The outlet has come under widespread criticism in recent days for comments made by its military correspondent Hallel Bitton Rosen, who said in a broadcast Sunday that “putting a male combat soldier and a female combat soldier alone for 12 hours at night… is problematic.”

“This is unprofessional and a disgrace to the army’s values, and it’s being driven by crazy left-wing agendas,” the panel’s moderator, Boaz Golan, added.

Staff Sgt. Ori Yitzhak Iluz, 20, and Sgt. Lia Ben Nun, 19, were guarding the military post early Saturday when they were shot dead by the attacker, later identified as Egyptian policeman Mohamed Salah, 22. According to the IDF’s initial probe, the pair were believed to have been killed between 6 a.m. and 7 a.m.

An officer dispatched to the scene discovered Ben Nun and Iluz’s bodies at around 9 a.m., after which military officials declared a terror incident in the area and launched searches. The intruder was spotted by a drone and soldiers converged on his position.

Staff Sgt. Ohad Dahan, 20 (left), Sgt. Lia Ben Nun, 19 (center) and Staff Sgt. Ori Yitzhak Iluz, 20, combat soldiers in the IDF’s Bardelas and Caracal battalions who were shot dead on the Egyptian border on June 3, 2023. (Israel Defense Forces)

The attacker opened fire at a group of soldiers approaching the area — some 200 meters (656 feet) away — fatally hitting Staff Sgt. Ohad Dahan, 20.

The three soldiers served in the mixed-gender light infantry Bardelas and Caracal battalions tasked with guarding the border. They were laid to rest on Sunday in their respective hometowns of Safed, Rishon Lezion, and Ofakim.

Rosen has denied making an implication of inappropriate conduct and accused his critics of defamation. He said his complaints were about the long overnight guarding shifts. “It is irresponsible to do something like this,” he added. “Let’s say it’s two men or two women — 12 hours, alone, on the border, and without contact?”

On Monday, Rosen tweeted a copy of a cease and desist letter filed on behalf of Channel 14 against an online commentator who tweeted that the outlet “basically suggested the male fighter and female combat soldiers killed at the guard post were probably f*cking and that is how someone was able to kill them.” The channel demanded a removal of the tweet and an apology.

In her speech on Monday, Michaeli also criticized ultra-Orthodox media for censoring Ben Nun’s face in its coverage of the attack for religious reasons.

Haredi news site JDN posted articles about the incident that featured a composite picture containing portraits of the male fatalities but only the background from a picture of Ben Nun.

Another version of the graphic element had the image of a lit candle instead of any of the portraits of the soldier made available by her family and friends.

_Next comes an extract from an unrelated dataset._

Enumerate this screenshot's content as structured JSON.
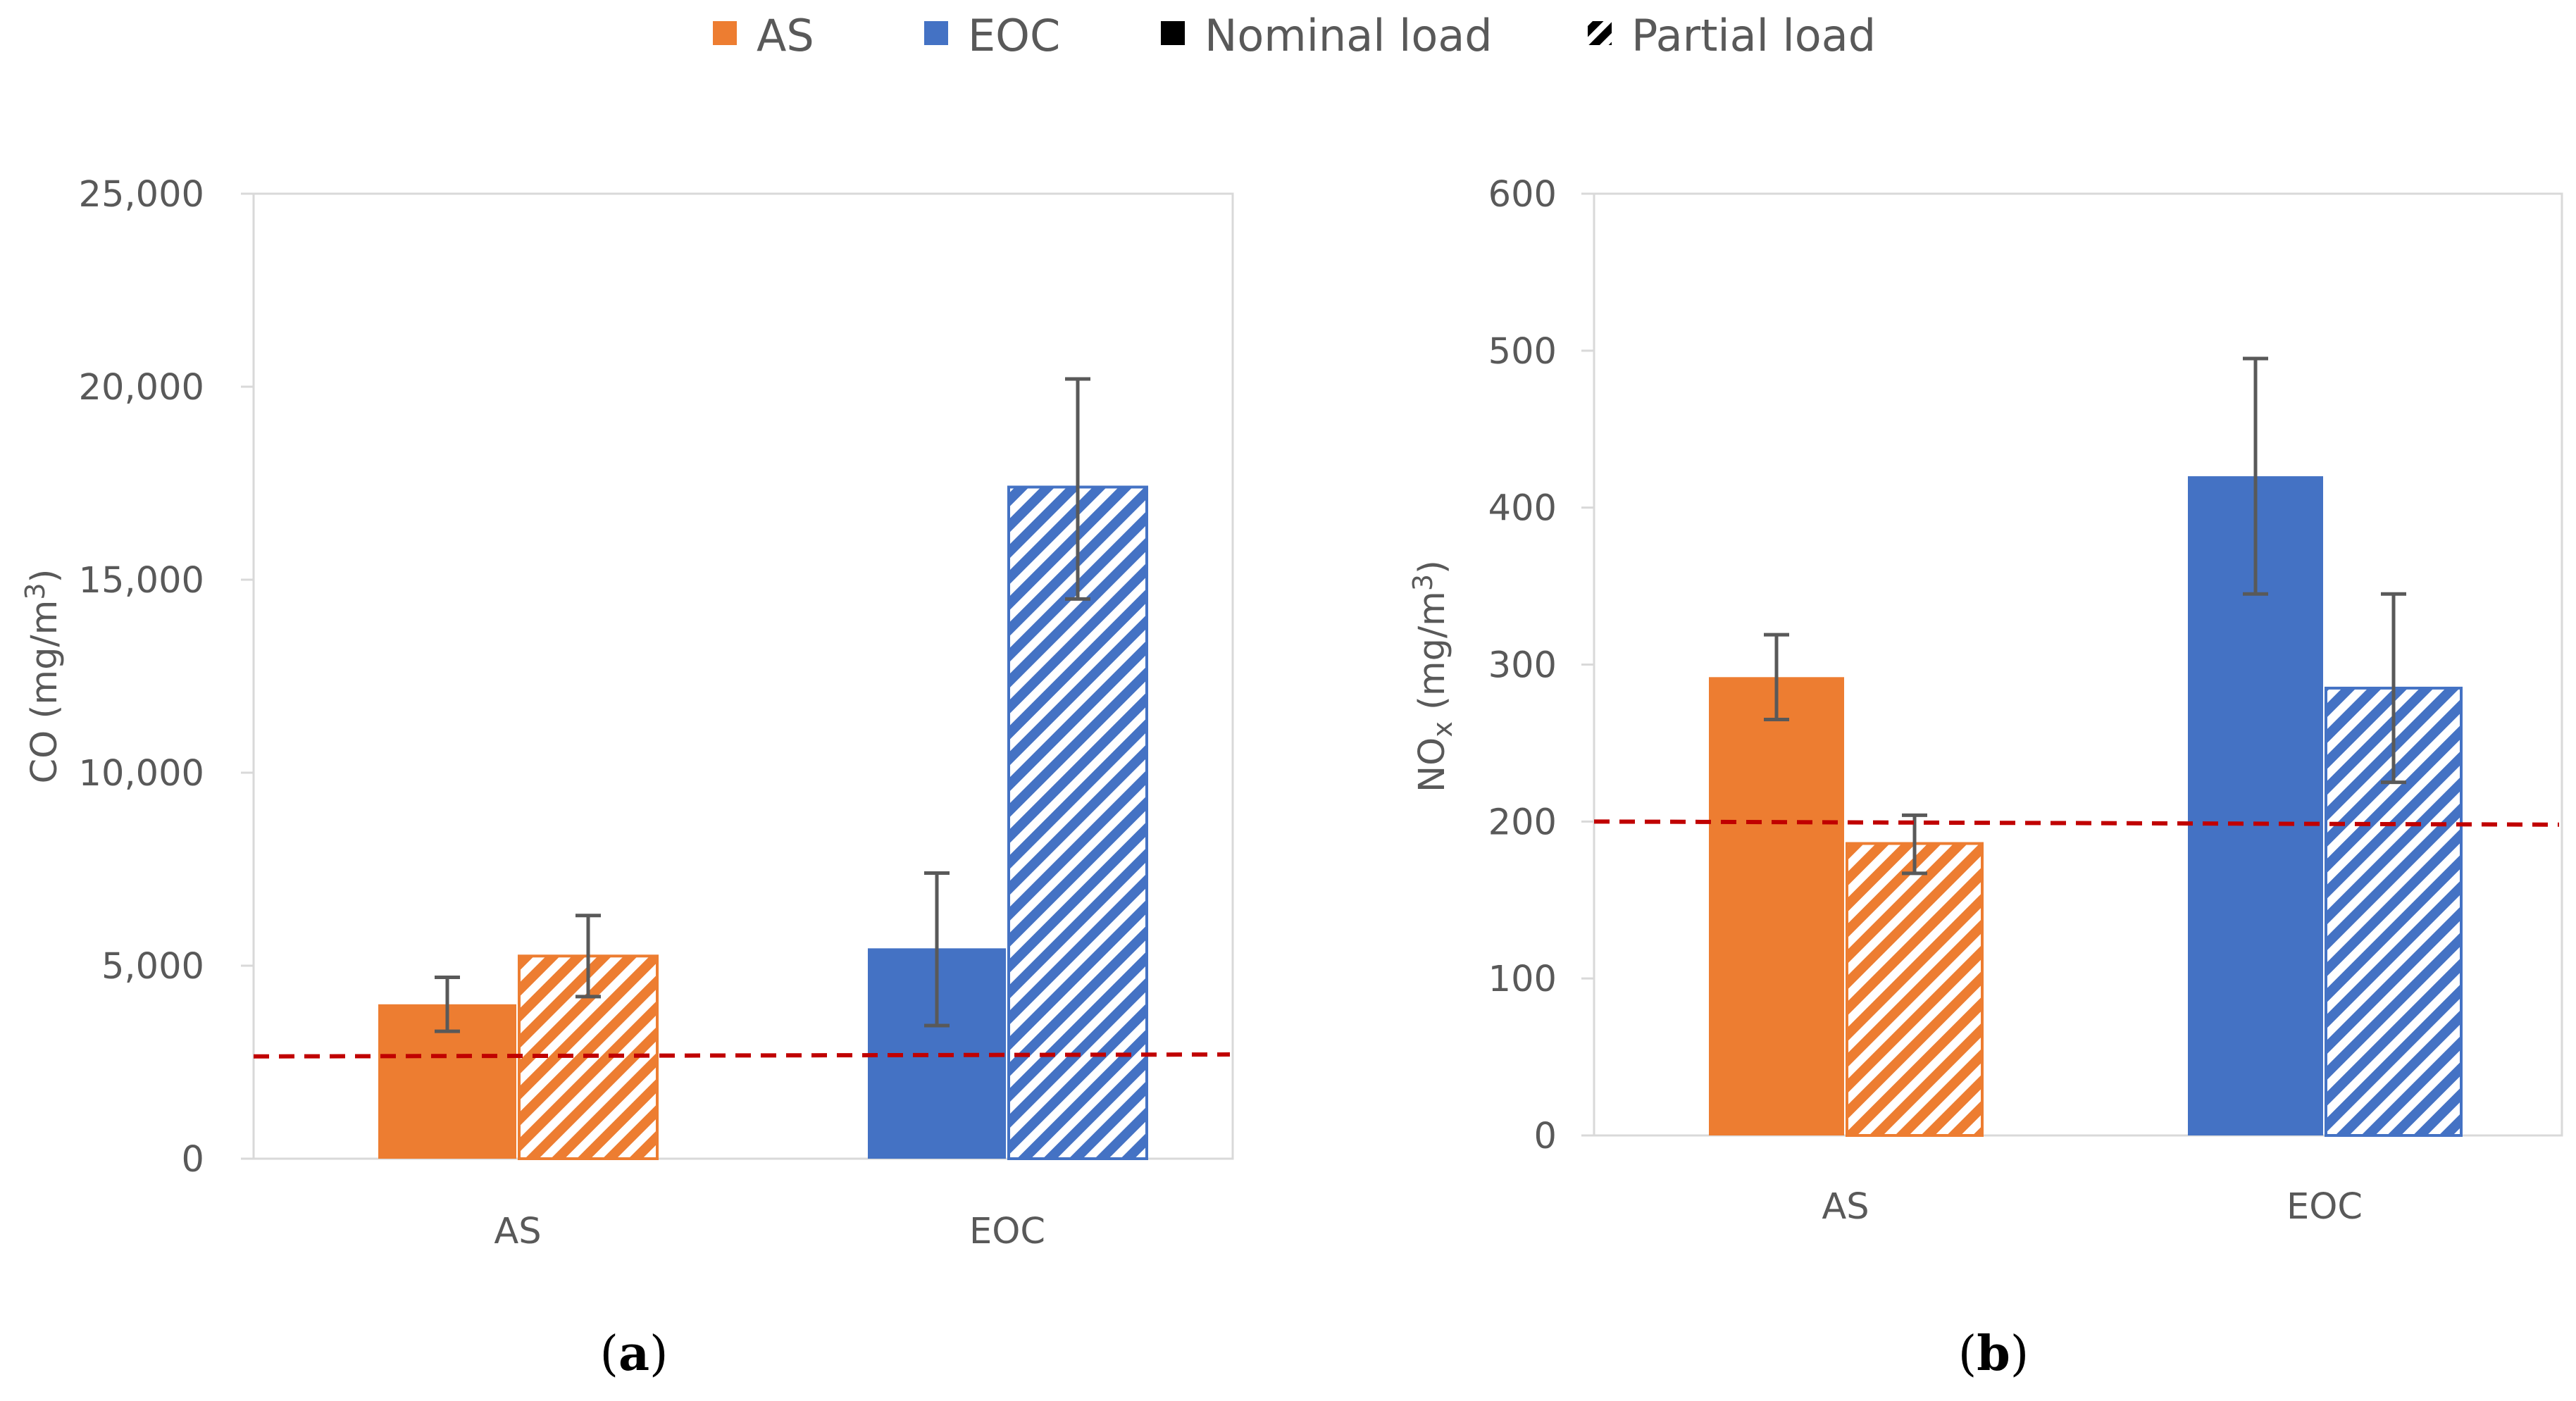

״In the ultra-Orthodox media, they think so much about sex that they don’t even show Sgt. Lia Ben Nun,” said Michaeli.

“She’s erased. Instead of a picture of her, they show a picture of a fence, or a candle. Lia was good enough to pay with her life to protect them, to ensure they can sleep well at night, but God forbid they should pay her last respects and show her picture like those of the other two soldiers. Lia was good enough to serve in a place where their ultra-Orthodox peers are exempt from service. Exempt from defending the country. Exempt from playing their part,״ she said.

Some Haredi Jews consider showing images of women immodest, and publications with very devout audiences censor them, mainly in printed newspapers where this is an established practice. Vandalism against posters with pictures of women on them — including on buses that drive through heavily Haredi neighborhoods — is not uncommon.

Women’s rights groups and others often protest the tendency to erase women from the public space in devout Haredi circles. The fact that this was applied to a soldier who died guarding the country’s border was particularly upsetting to many Israelis, who viewed it as disrespectful toward her and a sign of radicalization.